Canada has spent huge sums of money in Sudan as part of a massive international campaign to stabilize the country and reduce the violence. Since 2006, the Canadian government has spent nearly $700-million in Sudan, mostly on humanitarian aid, diplomatic efforts, civic education, peacekeeping and security.

A visit to the headquarters of Mr. al-Bashir's ruling party, the National Congress Party, finds it sleepy and complacent in the final days of the campaign. "There is no mobilization activity now, because everything is already done," one party official said.

The party has held several rallies in Khartoum this week, showing its organizational machinery. Each rally is attended by thousands of people, all transported in convoys of dozens of buses, often bearing identical slogans and signs.

At a rally Tuesday, crowds of young people chanted Mr. al-Bashir's name, displaying his portrait on their shirts and robes. Some carried spears, whips, sticks or canes, jabbing the air jubilantly in a manner inspired by their leader. None of it seemed spontaneous, since the crowds had trooped off the buses in orderly groups.

Mr. al-Bashir is campaigning on the strength of his economic achievements: developing the oil industry; signing deals with China, triggering a construction boom and improving the electricity supply. It's a message that resonates with many voters. "Most people will support the president," says Sohair, who works for a charity foundation in Khartoum. "There is a lot of progress, a lot of construction by this government."
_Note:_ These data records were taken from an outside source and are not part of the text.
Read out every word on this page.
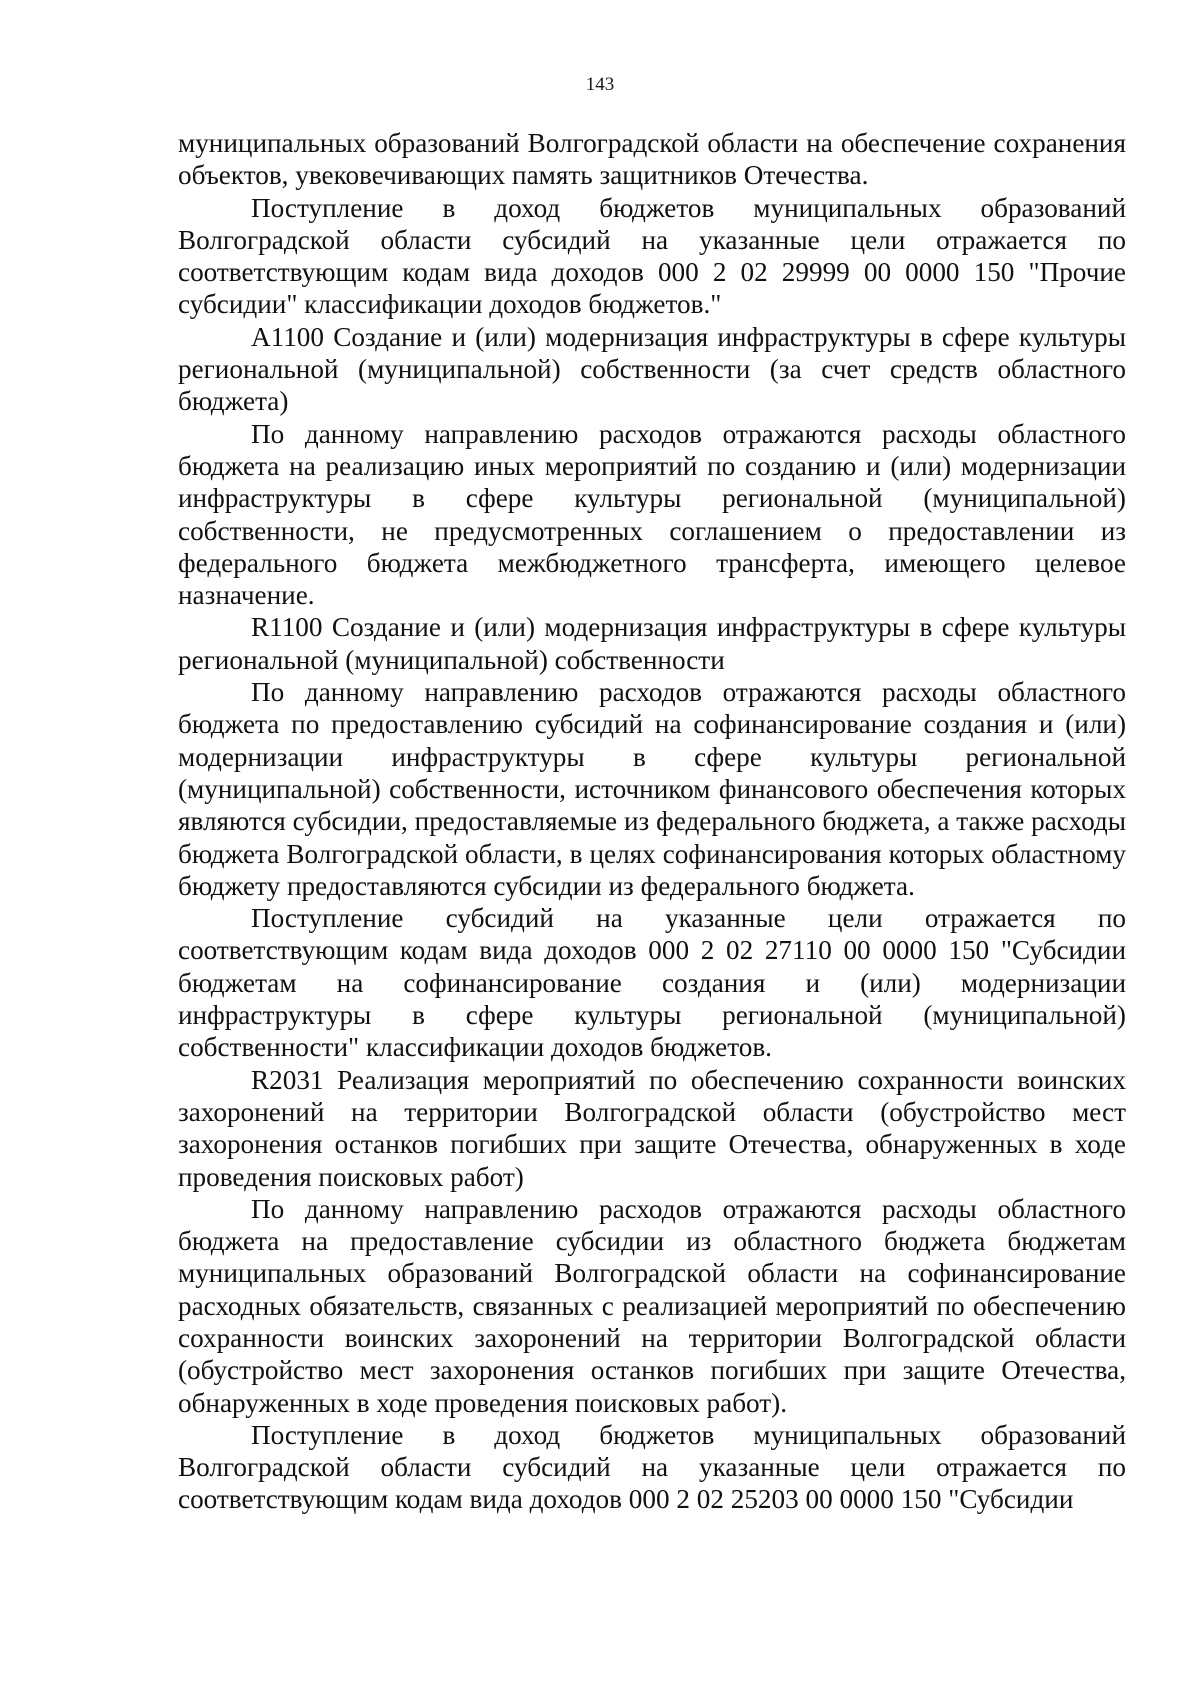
143

муниципальных образований Волгоградской области на обеспечение сохранения объектов, увековечивающих память защитников Отечества.

Поступление в доход бюджетов муниципальных образований Волгоградской области субсидий на указанные цели отражается по соответствующим кодам вида доходов 000 2 02 29999 00 0000 150 "Прочие субсидии" классификации доходов бюджетов."

А1100 Создание и (или) модернизация инфраструктуры в сфере культуры региональной (муниципальной) собственности (за счет средств областного бюджета)

По данному направлению расходов отражаются расходы областного бюджета на реализацию иных мероприятий по созданию и (или) модернизации инфраструктуры в сфере культуры региональной (муниципальной) собственности, не предусмотренных соглашением о предоставлении из федерального бюджета межбюджетного трансферта, имеющего целевое назначение.

R1100 Создание и (или) модернизация инфраструктуры в сфере культуры региональной (муниципальной) собственности

По данному направлению расходов отражаются расходы областного бюджета по предоставлению субсидий на софинансирование создания и (или) модернизации инфраструктуры в сфере культуры региональной (муниципальной) собственности, источником финансового обеспечения которых являются субсидии, предоставляемые из федерального бюджета, а также расходы бюджета Волгоградской области, в целях софинансирования которых областному бюджету предоставляются субсидии из федерального бюджета.

Поступление субсидий на указанные цели отражается по соответствующим кодам вида доходов 000 2 02 27110 00 0000 150 "Субсидии бюджетам на софинансирование создания и (или) модернизации инфраструктуры в сфере культуры региональной (муниципальной) собственности" классификации доходов бюджетов.

R2031 Реализация мероприятий по обеспечению сохранности воинских захоронений на территории Волгоградской области (обустройство мест захоронения останков погибших при защите Отечества, обнаруженных в ходе проведения поисковых работ)

По данному направлению расходов отражаются расходы областного бюджета на предоставление субсидии из областного бюджета бюджетам муниципальных образований Волгоградской области на софинансирование расходных обязательств, связанных с реализацией мероприятий по обеспечению сохранности воинских захоронений на территории Волгоградской области (обустройство мест захоронения останков погибших при защите Отечества, обнаруженных в ходе проведения поисковых работ).

Поступление в доход бюджетов муниципальных образований Волгоградской области субсидий на указанные цели отражается по соответствующим кодам вида доходов 000 2 02 25203 00 0000 150 "Субсидии
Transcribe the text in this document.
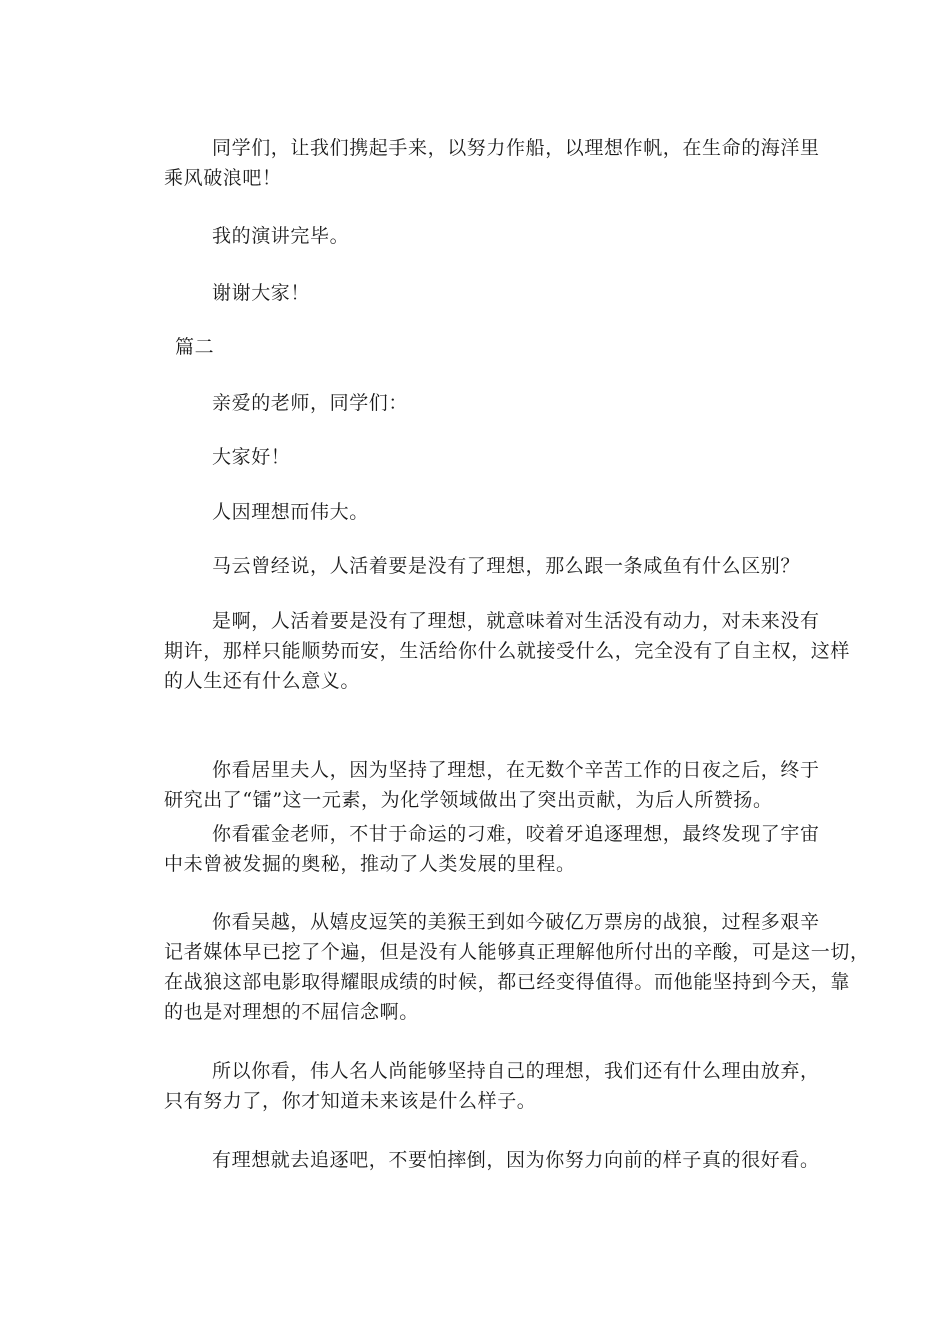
同学们，让我们携起手来，以努力作船，以理想作帆，在生命的海洋里
乘风破浪吧！
我的演讲完毕。
谢谢大家！
篇二
亲爱的老师，同学们：
大家好！
人因理想而伟大。
马云曾经说，人活着要是没有了理想，那么跟一条咸鱼有什么区别？
是啊，人活着要是没有了理想，就意味着对生活没有动力，对未来没有
期许，那样只能顺势而安，生活给你什么就接受什么，完全没有了自主权，这样
的人生还有什么意义。
你看居里夫人，因为坚持了理想，在无数个辛苦工作的日夜之后，终于
研究出了“镭”这一元素，为化学领域做出了突出贡献，为后人所赞扬。
你看霍金老师，不甘于命运的刁难，咬着牙追逐理想，最终发现了宇宙
中未曾被发掘的奥秘，推动了人类发展的里程。
你看吴越，从嬉皮逗笑的美猴王到如今破亿万票房的战狼，过程多艰辛
记者媒体早已挖了个遍，但是没有人能够真正理解他所付出的辛酸，可是这一切，
在战狼这部电影取得耀眼成绩的时候，都已经变得值得。而他能坚持到今天，靠
的也是对理想的不屈信念啊。
所以你看，伟人名人尚能够坚持自己的理想，我们还有什么理由放弃，
只有努力了，你才知道未来该是什么样子。
有理想就去追逐吧，不要怕摔倒，因为你努力向前的样子真的很好看。
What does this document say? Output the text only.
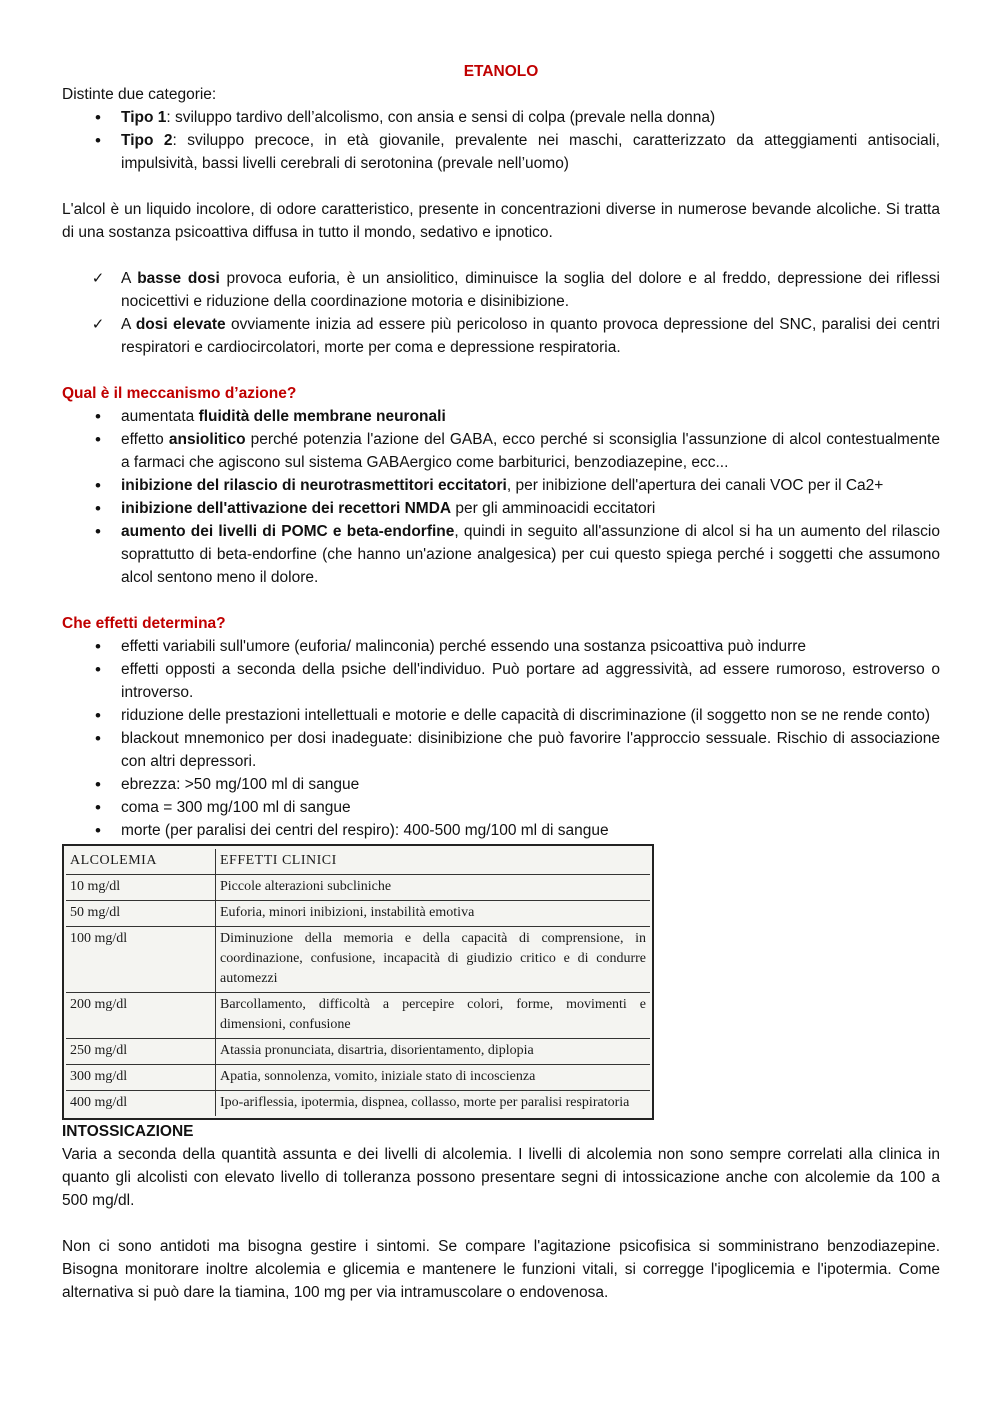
ETANOLO

Distinte due categorie:

•
Tipo 1: sviluppo tardivo dell’alcolismo, con ansia e sensi di colpa (prevale nella donna)
•
Tipo 2: sviluppo precoce, in età giovanile, prevalente nei maschi, caratterizzato da atteggiamenti antisociali, impulsività, bassi livelli cerebrali di serotonina (prevale nell’uomo)

L'alcol è un liquido incolore, di odore caratteristico, presente in concentrazioni diverse in numerose bevande alcoliche. Si tratta di una sostanza psicoattiva diffusa in tutto il mondo, sedativo e ipnotico.

✓
A basse dosi provoca euforia, è un ansiolitico, diminuisce la soglia del dolore e al freddo, depressione dei riflessi nocicettivi e riduzione della coordinazione motoria e disinibizione.
✓
A dosi elevate ovviamente inizia ad essere più pericoloso in quanto provoca depressione del SNC, paralisi dei centri respiratori e cardiocircolatori, morte per coma e depressione respiratoria.

Qual è il meccanismo d’azione?

•
aumentata fluidità delle membrane neuronali
•
effetto ansiolitico perché potenzia l'azione del GABA, ecco perché si sconsiglia l'assunzione di alcol contestualmente a farmaci che agiscono sul sistema GABAergico come barbiturici, benzodiazepine, ecc...
•
inibizione del rilascio di neurotrasmettitori eccitatori, per inibizione dell'apertura dei canali VOC per il Ca2+
•
inibizione dell'attivazione dei recettori NMDA per gli amminoacidi eccitatori
•
aumento dei livelli di POMC e beta-endorfine, quindi in seguito all'assunzione di alcol si ha un aumento del rilascio soprattutto di beta-endorfine (che hanno un'azione analgesica) per cui questo spiega perché i soggetti che assumono alcol sentono meno il dolore.

Che effetti determina?

•
effetti variabili sull'umore (euforia/ malinconia) perché essendo una sostanza psicoattiva può indurre
•
effetti opposti a seconda della psiche dell'individuo. Può portare ad aggressività, ad essere rumoroso, estroverso o introverso.
•
riduzione delle prestazioni intellettuali e motorie e delle capacità di discriminazione (il soggetto non se ne rende conto)
•
blackout mnemonico per dosi inadeguate: disinibizione che può favorire l'approccio sessuale. Rischio di associazione con altri depressori.
•
ebrezza: >50 mg/100 ml di sangue
•
coma = 300 mg/100 ml di sangue
•
morte (per paralisi dei centri del respiro): 400-500 mg/100 ml di sangue
ALCOLEMIA	EFFETTI CLINICI
10 mg/dl	Piccole alterazioni subcliniche
50 mg/dl	Euforia, minori inibizioni, instabilità emotiva
100 mg/dl	Diminuzione della memoria e della capacità di comprensione, in coordinazione, confusione, incapacità di giudizio critico e di condurre automezzi
200 mg/dl	Barcollamento, difficoltà a percepire colori, forme, movimenti e dimensioni, confusione
250 mg/dl	Atassia pronunciata, disartria, disorientamento, diplopia
300 mg/dl	Apatia, sonnolenza, vomito, iniziale stato di incoscienza
400 mg/dl	Ipo-ariflessia, ipotermia, dispnea, collasso, morte per paralisi respiratoria

INTOSSICAZIONE

Varia a seconda della quantità assunta e dei livelli di alcolemia. I livelli di alcolemia non sono sempre correlati alla clinica in quanto gli alcolisti con elevato livello di tolleranza possono presentare segni di intossicazione anche con alcolemie da 100 a 500 mg/dl.

Non ci sono antidoti ma bisogna gestire i sintomi. Se compare l'agitazione psicofisica si somministrano benzodiazepine. Bisogna monitorare inoltre alcolemia e glicemia e mantenere le funzioni vitali, si corregge l'ipoglicemia e l'ipotermia. Come alternativa si può dare la tiamina, 100 mg per via intramuscolare o endovenosa.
But this alone might be insufficient for the first-round victory that Mr. al-Bashir is determined to capture, so he has stacked the decks against the opposition. The authorities have imposed restrictions on political rallies, manipulated the registration of voters, excluded many refugees from lists of eligible voters, and controlled the media.

By provoking the opposition boycott, this is heightening the risk of violence over the next several months as Sudan approaches the crucial referendum on South Sudan's independence.

"The NCP has refused to create the conditions for free and fair elections," a report by the International Crisis Group says. "It intends to continue to dominate Sudan, thus leaving marginalized people to feel that they have no other option for challenging the status quo than continued armed resistance."

A victory by Mr. al-Bashir in a fundamentally flawed election will make it even more likely that South Sudan will vote for independence in the referendum in January, the report concluded.

The chief prosecutor for the International Criminal Court, Luis Moreno-Ocampo, put it more bluntly. The election in Sudan, he said, is like "a Hitler election."

The ICC has indicted Mr. al-Bashir on seven counts of war crimes and crimes against humanity for his conduct in Darfur. It's the first-ever indictment of a sitting president, but it now seems unlikely to prevent him from an election victory.

Despite the widespread criticism of the election, Sudan's ruling party has remained defiant, insisting that the election won't be delayed, and refusing to back down in the face of the boycott threats.

"Everything is going smoothly," said Rabbie Adbelatti, an NCP spokesman. "The voters are ready. The environment is suitable. Some parties want the country to fall into a vacuum, so that they can play a role, but they will fail."

The strongest opposition party, the Sudan People's Liberation Movement, represents the South Sudan people who fought a war against Khartoum for decades. Its presidential candidate, Yasir Arman, was campaigning against Mr. al-Bashir on a platform that borrowed heavily from Barack Obama, promising "Hope and Change" for Sudan. But last week it announced that it would boycott the presidential election, and yesterday it expanded the boycott to most of the states in northern Sudan.

Amani Keer, an SPLM candidate in the Khartoum region, was unhappy with the boycott by the party's candidate. "His withdrawal has made the voters frustrated," she said. "Nobody had felt any freedom here for 21 years. He had raised our hopes, but now the hope has fallen."